Say exactly: "Reorg complete. [X] files cleaned. [Y] conflicts resolved. Workspace verified against filing layout. Trigger word registered in laws/README.md — next time just say 'reorg mode' or 'run the reorg' and I'll run the full protocol. /new first if my context is above 15%. Five minutes a week keeps the workspace sharp."

---

## PHASE 9 — Lessons extracted (build, don't just clean)

After the reorg is complete, pause. Look at everything you found today — the conflicts, the bloat, the dead projects, the token burners.

Ask the operator: "Before we close — based on everything we found today, is there something we should add to prevent these problems from recurring? A new rule in laws/README.md? A guardrail that catches future bloat? A structural change to how files are organized?"

Wait for the operator's answer. Then write it. Destination determined by what it is:
- New rule → laws/README.md
- New operating procedure → work/README.md
- New project or direction → CURRENT.md
- Anti-pattern discovered → school.md (lesson extracted)

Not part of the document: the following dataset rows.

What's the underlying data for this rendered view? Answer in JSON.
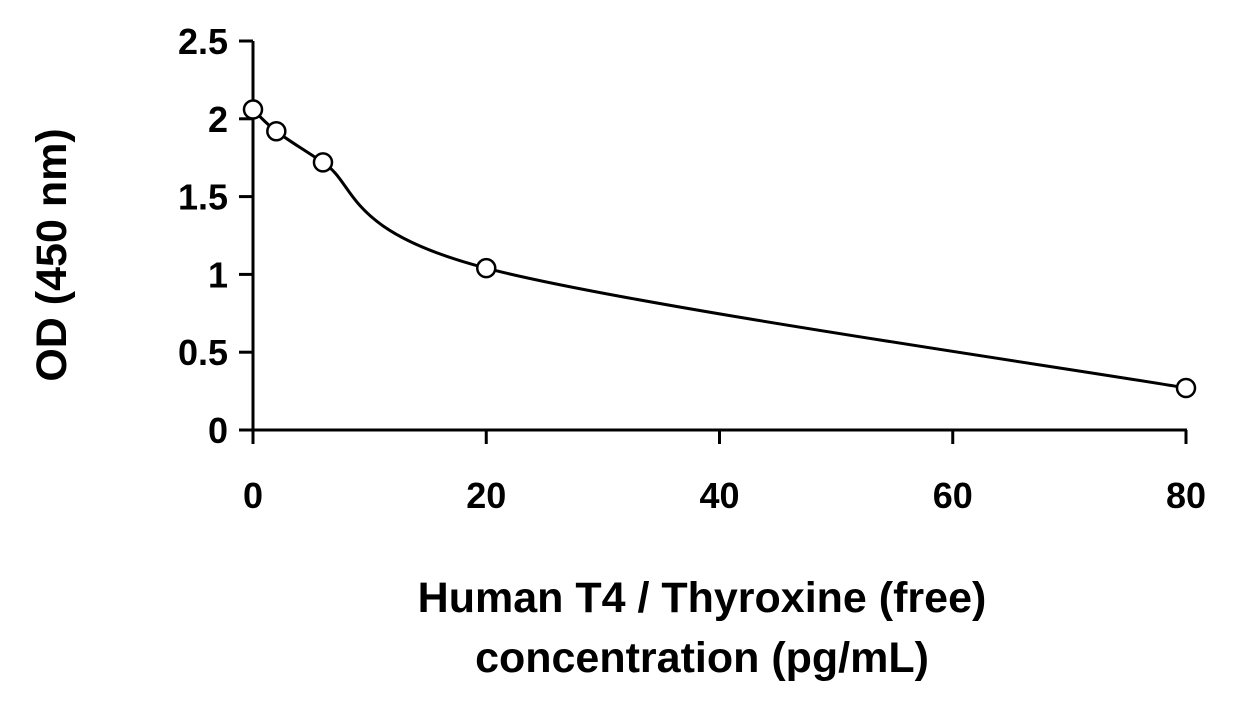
{
  "chart_data": {
    "type": "line",
    "title": "",
    "xlabel_lines": [
      "Human T4 / Thyroxine (free)",
      "concentration (pg/mL)"
    ],
    "ylabel": "OD (450 nm)",
    "xlim": [
      0,
      80
    ],
    "ylim": [
      0,
      2.5
    ],
    "xticks": [
      0,
      20,
      40,
      60,
      80
    ],
    "yticks": [
      0,
      0.5,
      1,
      1.5,
      2,
      2.5
    ],
    "xtick_labels": [
      "0",
      "20",
      "40",
      "60",
      "80"
    ],
    "ytick_labels": [
      "0",
      "0.5",
      "1",
      "1.5",
      "2",
      "2.5"
    ],
    "grid": false,
    "legend": "none",
    "line_color": "#000000",
    "marker_fill": "#ffffff",
    "series": [
      {
        "x": [
          0,
          2,
          6,
          20,
          80
        ],
        "y": [
          2.06,
          1.92,
          1.72,
          1.04,
          0.27
        ]
      }
    ]
  }
}
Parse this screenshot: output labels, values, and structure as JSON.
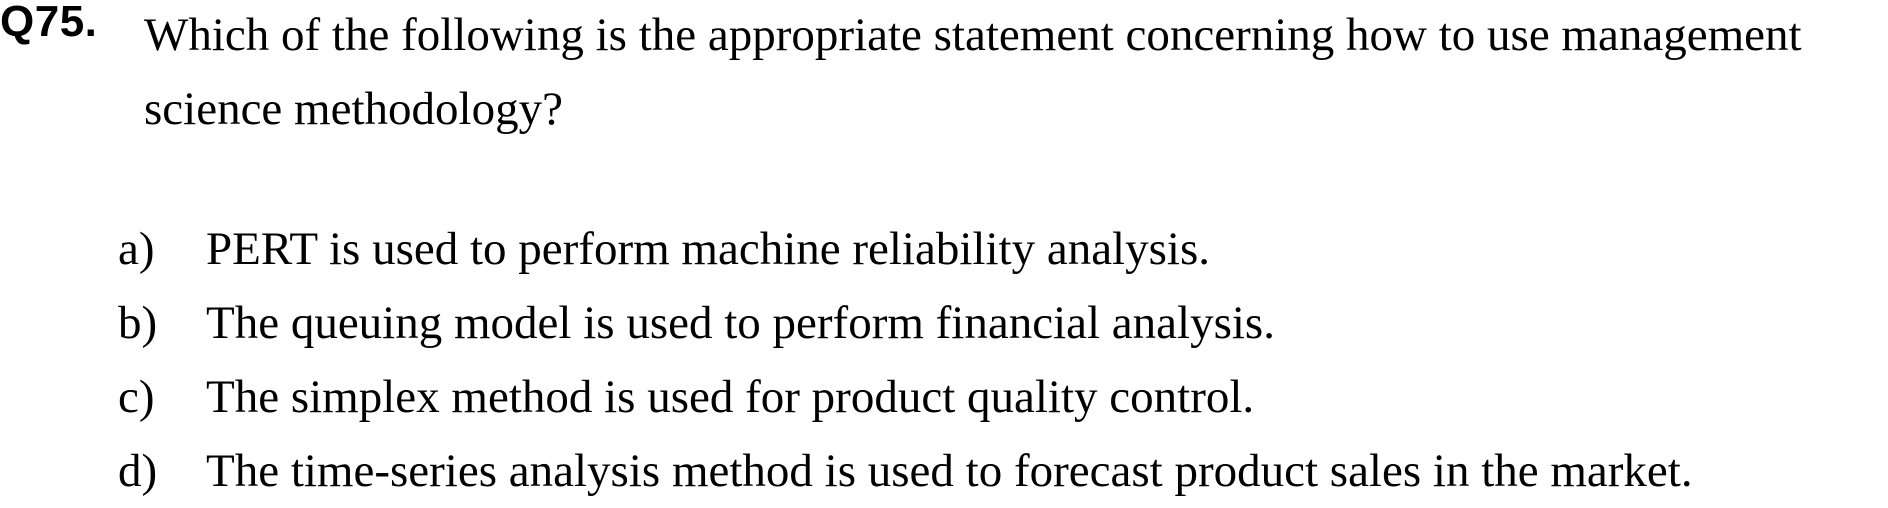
{
  "question": {
    "number": "Q75.",
    "text_line1": "Which of the following is the appropriate statement concerning how to use management",
    "text_line2": "science methodology?"
  },
  "options": [
    {
      "letter": "a)",
      "text": "PERT is used to perform machine reliability analysis."
    },
    {
      "letter": "b)",
      "text": "The queuing model is used to perform financial analysis."
    },
    {
      "letter": "c)",
      "text": "The simplex method is used for product quality control."
    },
    {
      "letter": "d)",
      "text": "The time-series analysis method is used to forecast product sales in the market."
    }
  ]
}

Say exactly: "Added to [file]. This prevents [problem] from recurring. Reorg isn't just cleanup — it hardens the architecture."

---

## SCOPE HINT
Free tier complete — five courses installed. This is the first paid-tier protocol. It works like a skill file: trigger word activates it, context check ensures clean execution, operator drives every decision. Builds on: Course 2 (filing layout), Course 5 (trigger words — janitor, shutdown). The reorg is the deeper sibling of janitor mode — janitor sweeps the surface daily, reorg audits to the bone weekly.